LIBERAMENTE SULMONA: SANITÀ PROGETTUALITÀ CONCRETE

SULMONA – “Il grido di dolore sollevato dalla FP CGIL in merito alla carenza di personale medico presso la unità operativa di radiologia dell’Ospedale di Sulmona ripropone, in termini di assoluta urgenza, la necessità di dotare il presidio del personale medico e infermieristico necessario per garantire adeguati livelli di assistenza.

Un’ulteriore questione si pone in merito alla esigenza che la struttura ospedaliera sia provvista delle strumentazioni e apparecchiature diagnostiche necessarie per la migliore esecuzione delle diagnosi.

Al riguardo, il Piano Nazionale di Ripresa e Resilienza prevede lo stanziamento di oltre 4 miliardi di euro per “l’ammodernamento del parco tecnologico e digitale ospedaliero” e alle aziende sanitarie viene demandato il compito di procedere alla ricognizione del fabbisogno ai fini dell’ammodernamento delle apparecchiature elettromedicali.

La nostra futura amministrazione sarà pronta per cogliere l’opportunità fornita dai fondi del P.N.R.R., consentendo all’Ospedale di Sulmona di poter disporre di strumentazioni ed apparecchiature adeguate al bisogno di salute della comunità.

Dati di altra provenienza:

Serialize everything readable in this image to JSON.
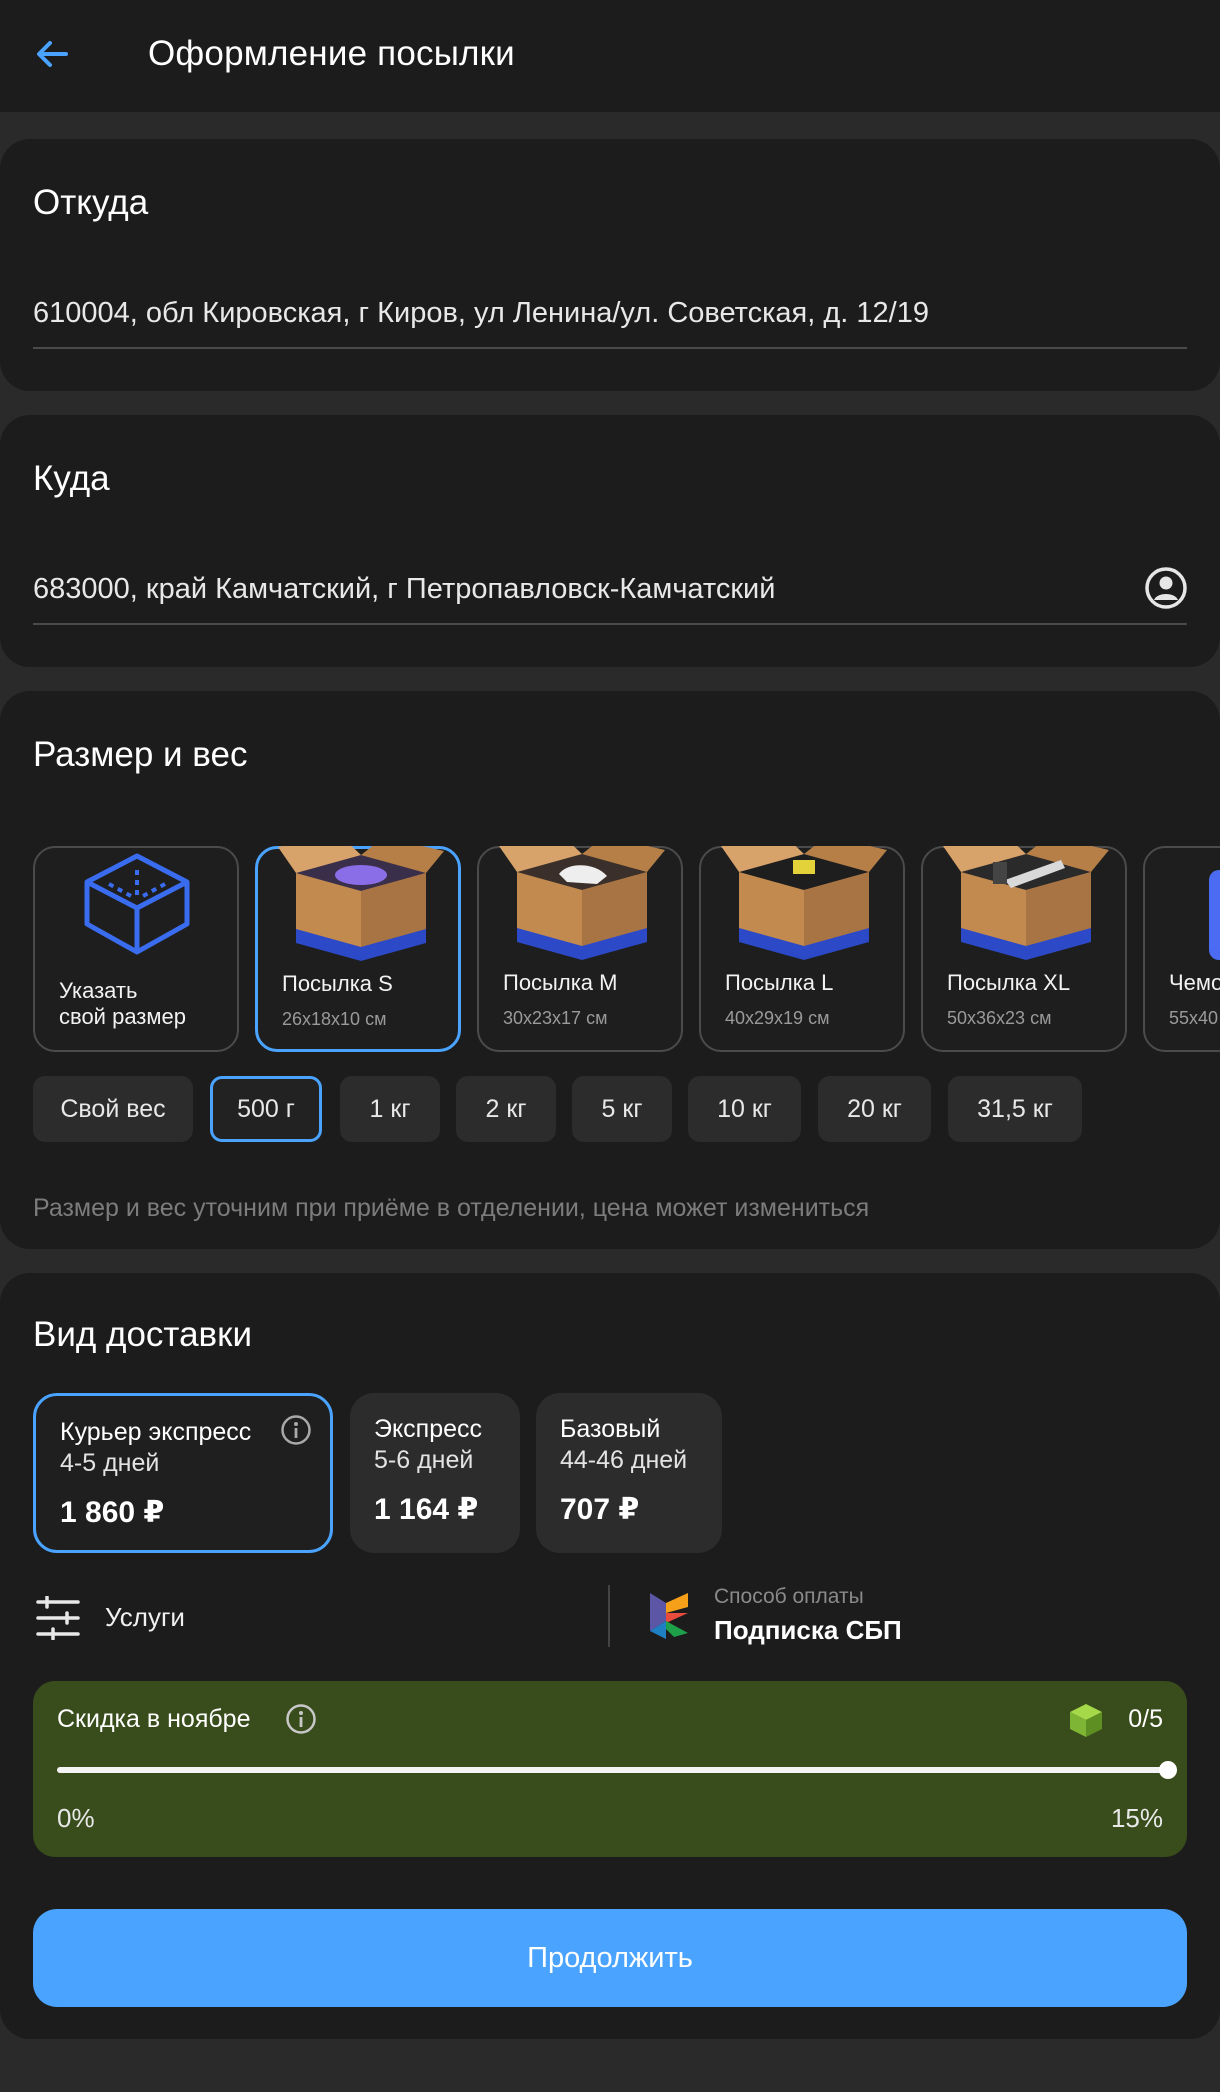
{
  "header": {
    "title": "Оформление посылки"
  },
  "from": {
    "title": "Откуда",
    "address": "610004, обл Кировская, г Киров, ул Ленина/ул. Советская, д. 12/19"
  },
  "to": {
    "title": "Куда",
    "address": "683000, край Камчатский, г Петропавловск-Камчатский"
  },
  "size": {
    "title": "Размер и вес",
    "custom_label": "Указать свой размер",
    "packages": [
      {
        "name": "Посылка S",
        "dims": "26x18x10 см",
        "selected": true
      },
      {
        "name": "Посылка M",
        "dims": "30x23x17 см",
        "selected": false
      },
      {
        "name": "Посылка L",
        "dims": "40x29x19 см",
        "selected": false
      },
      {
        "name": "Посылка XL",
        "dims": "50x36x23 см",
        "selected": false
      },
      {
        "name": "Чемо",
        "dims": "55x40",
        "selected": false
      }
    ],
    "weights": [
      "Свой вес",
      "500 г",
      "1 кг",
      "2 кг",
      "5 кг",
      "10 кг",
      "20 кг",
      "31,5 кг"
    ],
    "selected_weight": "500 г",
    "hint": "Размер и вес уточним при приёме в отделении, цена может измениться"
  },
  "delivery": {
    "title": "Вид доставки",
    "options": [
      {
        "name": "Курьер экспресс",
        "days": "4-5 дней",
        "price": "1 860 ₽",
        "selected": true
      },
      {
        "name": "Экспресс",
        "days": "5-6 дней",
        "price": "1 164 ₽",
        "selected": false
      },
      {
        "name": "Базовый",
        "days": "44-46 дней",
        "price": "707 ₽",
        "selected": false
      }
    ],
    "services_label": "Услуги",
    "payment_caption": "Способ оплаты",
    "payment_value": "Подписка СБП"
  },
  "promo": {
    "title": "Скидка в ноябре",
    "count": "0/5",
    "min_label": "0%",
    "max_label": "15%",
    "progress": 1.0
  },
  "actions": {
    "continue_label": "Продолжить"
  },
  "colors": {
    "accent": "#4aa3ff",
    "card_bg": "#1c1c1c",
    "promo_bg": "#394d1c"
  }
}
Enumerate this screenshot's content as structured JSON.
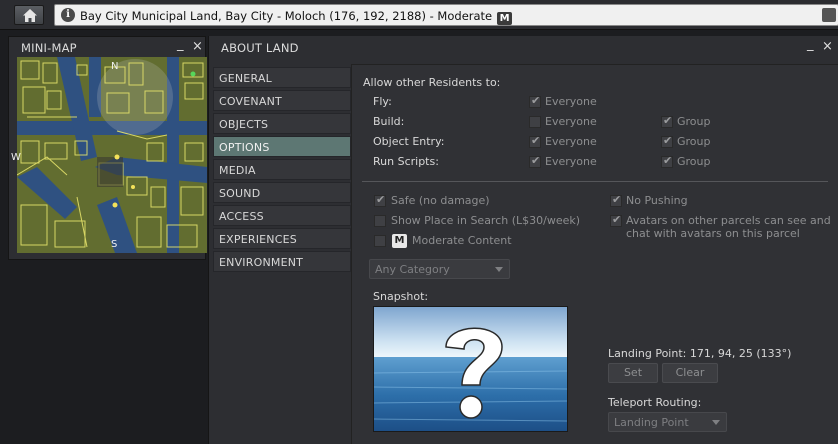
{
  "topbar": {
    "location": "Bay City Municipal Land, Bay City - Moloch (176, 192, 2188) - Moderate",
    "maturity_badge": "M",
    "info_icon": "i"
  },
  "minimap": {
    "title": "MINI-MAP",
    "minimize": "_",
    "close": "×",
    "compass": {
      "n": "N",
      "s": "S",
      "w": "W"
    }
  },
  "aboutland": {
    "title": "ABOUT LAND",
    "minimize": "_",
    "close": "×",
    "tabs": [
      {
        "label": "GENERAL"
      },
      {
        "label": "COVENANT"
      },
      {
        "label": "OBJECTS"
      },
      {
        "label": "OPTIONS",
        "active": true
      },
      {
        "label": "MEDIA"
      },
      {
        "label": "SOUND"
      },
      {
        "label": "ACCESS"
      },
      {
        "label": "EXPERIENCES"
      },
      {
        "label": "ENVIRONMENT"
      }
    ]
  },
  "options": {
    "header": "Allow other Residents to:",
    "rows": [
      {
        "label": "Fly:",
        "everyone": "Everyone",
        "everyone_checked": true
      },
      {
        "label": "Build:",
        "everyone": "Everyone",
        "everyone_checked": false,
        "group": "Group",
        "group_checked": true
      },
      {
        "label": "Object Entry:",
        "everyone": "Everyone",
        "everyone_checked": true,
        "group": "Group",
        "group_checked": true
      },
      {
        "label": "Run Scripts:",
        "everyone": "Everyone",
        "everyone_checked": true,
        "group": "Group",
        "group_checked": true
      }
    ],
    "safe": "Safe (no damage)",
    "no_pushing": "No Pushing",
    "show_place": "Show Place in Search (L$30/week)",
    "avatars_line1": "Avatars on other parcels can see and",
    "avatars_line2": "chat with avatars on this parcel",
    "moderate_badge": "M",
    "moderate": "Moderate Content",
    "category": "Any Category",
    "snapshot_label": "Snapshot:",
    "landing_point": "Landing Point: 171, 94, 25 (133°)",
    "set": "Set",
    "clear": "Clear",
    "teleport_routing": "Teleport Routing:",
    "routing_value": "Landing Point"
  }
}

Inoltre, il P.N.R.R. dispone il finanziamento delle Case di Comunità, che, attrezzate di punto prelievi e macchinari diagnostici per gli esami, riuniranno in un’unica struttura i medici di famiglia, specialisti, infermieri e assistenti sociali per garantire assistenza sanitaria dalle 08,00 alle 20,00. Il medesimo Piano finanzia gli Ospedali di Comunità, destinati ai ricoveri brevi e a pazienti a bassa intensità di cura (dotati di posti letto in numero variabile da 20 a 40) e le Centrali Operative Territoriali, con funzioni di coordinamento dei vari servizi territoriali.

Il nostro obiettivo è quello che Sulmona e la Valle Peligna colgano tutte le opportunità previste dal Piano Nazionale di Ripresa e Resilienza al fine di poter garantire alla popolazione una rete di servizi territoriali la cui essenzialità si è manifestata in modo ancor più evidente in occasione della perdurante emergenza pandemica.

Infine, in relazione all’assetto strutturale del presidio ospedaliero e alla organizzazione dell’attività della ASL, saremo promotori, attraverso apposito interpello alla Direzione Regionale dell’Agenzia delle Entrate della Regione Abruzzo, di verificare che le provvidenze previste dal decreto rilancio (cd. “Superbonus”) siano applicabili alla vecchia ala dell’ospedale, alla luce delle modifiche apportate con l’art. 33 del d.l. 77/2021 (cosiddetto Decreto semplificazioni).

Il Decreto Semplificazioni ha ammesso al superbonus anche case di cura ed ospedali e in tal modo sarebbe ipotizzabile l’adeguamento e la ristrutturazione della vecchia ala ospedaliera, con la finalità di destinarla a sede di uffici e Servizi della ASL.

Si potrebbe realizzare la “cittadella sanitaria”, concentrando nell’ala vecchia dell’ospedale tutte le attività amministrative e sanitarie di supporto, evitando il disagio derivante dalla dislocazione degli immobili in varie parti del territorio cittadino e il dispendio delle risorse finanziarie relative al pagamento degli affitti”.